In the 1934 movie “Death Takes a Holiday,” Death, played by the venerable Fredric March, takes a three-day holiday to find out why everyone fears him. During his respite, no one dies from disease or accidents.
Unlike in the movie, in real life Death doesn’t go on vacation but works day and night. Everyone alive knows this. You would hope that everyone would be ready to meet death when it comes – but that’s not always the case.
For those whose time is running out and will likely meet Death face-to-face in the next year, getting ready to pass on their own terms has gotten easier and simpler. The POLST (Physician Orders of Life-Saving Treatment) form allows the dying to to set the conditions of their passing. It is an innovative and effective program that gives patients the ability to set controls regarding how and when they die.
Who in healthcare doesn’t know about this life-changing form? Well, during a recent presentation on palliative care, I found out.
Standing on the rostrum last April, I pondered about even asking the question. I thought it was too simple. I thought it had too obvious an answer. From the speaker’s podium I surveyed the hand-raising pool of quality and utilzation professionals in the conference room. Anticipating a forest of hands to rise up, I decided to ask the question of the 232 people in the room:
“How many of you are familiar with the POLST form?”
Expecting a forest, I got just one tree: a single hand rose up.
I was astonished. I had hesitated to even put slides about the POLST form in my presentation. I assumed everyone was aware of it. It has been around for years, it has a website, a Google search results in 524,000 results, 47 out of 50 states have POLST programs, and both major medical journals and major newspapers had recently run articles on the topic.
But I shouldn’t have been stupified, because the estimated length of time for a practice-altering development to be implemented, prior to the advent of the Internet, was almost 17 years! It traditionally has taken that long for the general medical population to absorb and translate changes – but the specialty populations have a much shorter turnaround.
Since I live part-time in the world of palliative care, I became familiar with the POLST form early. I tracked our state’s adoption of its POLST form and I prostetylized for its use.
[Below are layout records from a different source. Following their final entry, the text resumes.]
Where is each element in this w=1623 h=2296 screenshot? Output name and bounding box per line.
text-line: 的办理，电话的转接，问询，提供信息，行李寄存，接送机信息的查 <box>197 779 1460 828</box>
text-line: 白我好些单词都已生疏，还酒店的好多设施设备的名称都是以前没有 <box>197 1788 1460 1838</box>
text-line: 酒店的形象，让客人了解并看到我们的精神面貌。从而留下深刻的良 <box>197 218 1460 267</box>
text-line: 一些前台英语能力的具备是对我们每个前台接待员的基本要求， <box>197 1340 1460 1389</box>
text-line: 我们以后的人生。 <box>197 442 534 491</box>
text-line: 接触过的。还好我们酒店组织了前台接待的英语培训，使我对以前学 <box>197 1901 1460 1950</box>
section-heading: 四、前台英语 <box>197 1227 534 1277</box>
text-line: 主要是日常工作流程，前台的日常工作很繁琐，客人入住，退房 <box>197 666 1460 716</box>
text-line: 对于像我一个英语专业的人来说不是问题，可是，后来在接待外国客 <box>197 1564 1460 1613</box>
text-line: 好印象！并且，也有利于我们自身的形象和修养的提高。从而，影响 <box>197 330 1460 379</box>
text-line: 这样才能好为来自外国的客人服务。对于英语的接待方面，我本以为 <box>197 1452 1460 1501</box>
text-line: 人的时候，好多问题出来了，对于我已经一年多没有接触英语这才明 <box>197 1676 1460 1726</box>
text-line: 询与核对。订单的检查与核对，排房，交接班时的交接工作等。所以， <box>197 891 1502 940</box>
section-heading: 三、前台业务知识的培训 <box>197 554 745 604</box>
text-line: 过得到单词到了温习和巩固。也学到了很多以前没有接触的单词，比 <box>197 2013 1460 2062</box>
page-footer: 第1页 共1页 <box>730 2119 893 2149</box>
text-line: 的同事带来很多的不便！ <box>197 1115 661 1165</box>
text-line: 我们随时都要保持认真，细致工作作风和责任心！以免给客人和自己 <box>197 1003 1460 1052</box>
However, for the POLST form to succeed, it needs more than proselytizers, it needs the medical congregation – the community physicians and nurse practicioners – to become informed believers.
So, what is this POLST form, with which 99.57 percent of my audience was unfamilar? It is one of two documents that can ensure that a patient’s treatment preferences are verified, updated, and most importantly, respected. The other document is the advanced directive, a.k.a. the living will. These forms do not compete with each other; they complement each other.
Both the POLST form and advanced directive document each patient’s goals of care and treatment preferences, but the preferences expressed in a living will are just that – only preferences. The POLST form, however, contains actionable, signed medical orders based on those preferences.
In the home, living wills inform EMTs what each patient’s preferences are, but it does not absolve them from following emergency protocols. The POLST form contains care providers’ orders that override protocols and allow EMTs in the field to act in accordance with patient wishes. In the hospital, physicians and nurses are likewise bound to follow the POLST orders.
The table from the the National POLST Paradigm website (www.polst.org) gives a brief comparison of the POLST form, along with the advanced directive:
One of the reasons my audience may not have heard about the POLST form is because it might be called something else in their state. Individual states vary, with the most common other names being the MOSLT, MOST, and POST. In my state, Delaware, it is called the DMOST. If you are wondering about what the POLST form’s name is in your state, you can easily find it online at http://polst.org/programs-in-your-state/.
There is another significant difference between the POLST form and living wills that is changing the medicolegal landscape: the concept of “wrongful life.” Traditionally, “wrongful death” was the only focus of lawsuits, because the law did not consider survival to be a harmful outcome. Now a patient can be “wrongful alive” as well as “wrongfully dead.”
When a POLST form orders for DNR/DNI are not respected and CPR results in an unwanted survival, patients and their families are suing due to “wrongful life,” i.e., being kept alive against their expressed wishes and healthcare provider’s POLST orders. POLST forms are powerful documents that translate patient wishes into healthcare directives.
The POLST is here to stay, and while it has not obviated the need for an advance directive, it has revolutionized how patients’ preferences for care are achieved. The POLST is easy to complete for patients, easy to interpret by caregivers, and easy to find by EMTs. Most POLST forms hang on refrigerators for easy access in a crisis.
The POLST form has tremendous potential: the potential to instigate meaningful end-of-life discussions between patients, families, and doctors; the potential to save countless sorrows and dollars; and the potential to allow our patients who are facing death to decide how they will meet it.
In the end, the POLST form is all about the end. It allows our patients to write the scripts for their own deaths. Most patients live the life they must, while the POLST gives all patients the means to die the death they choose.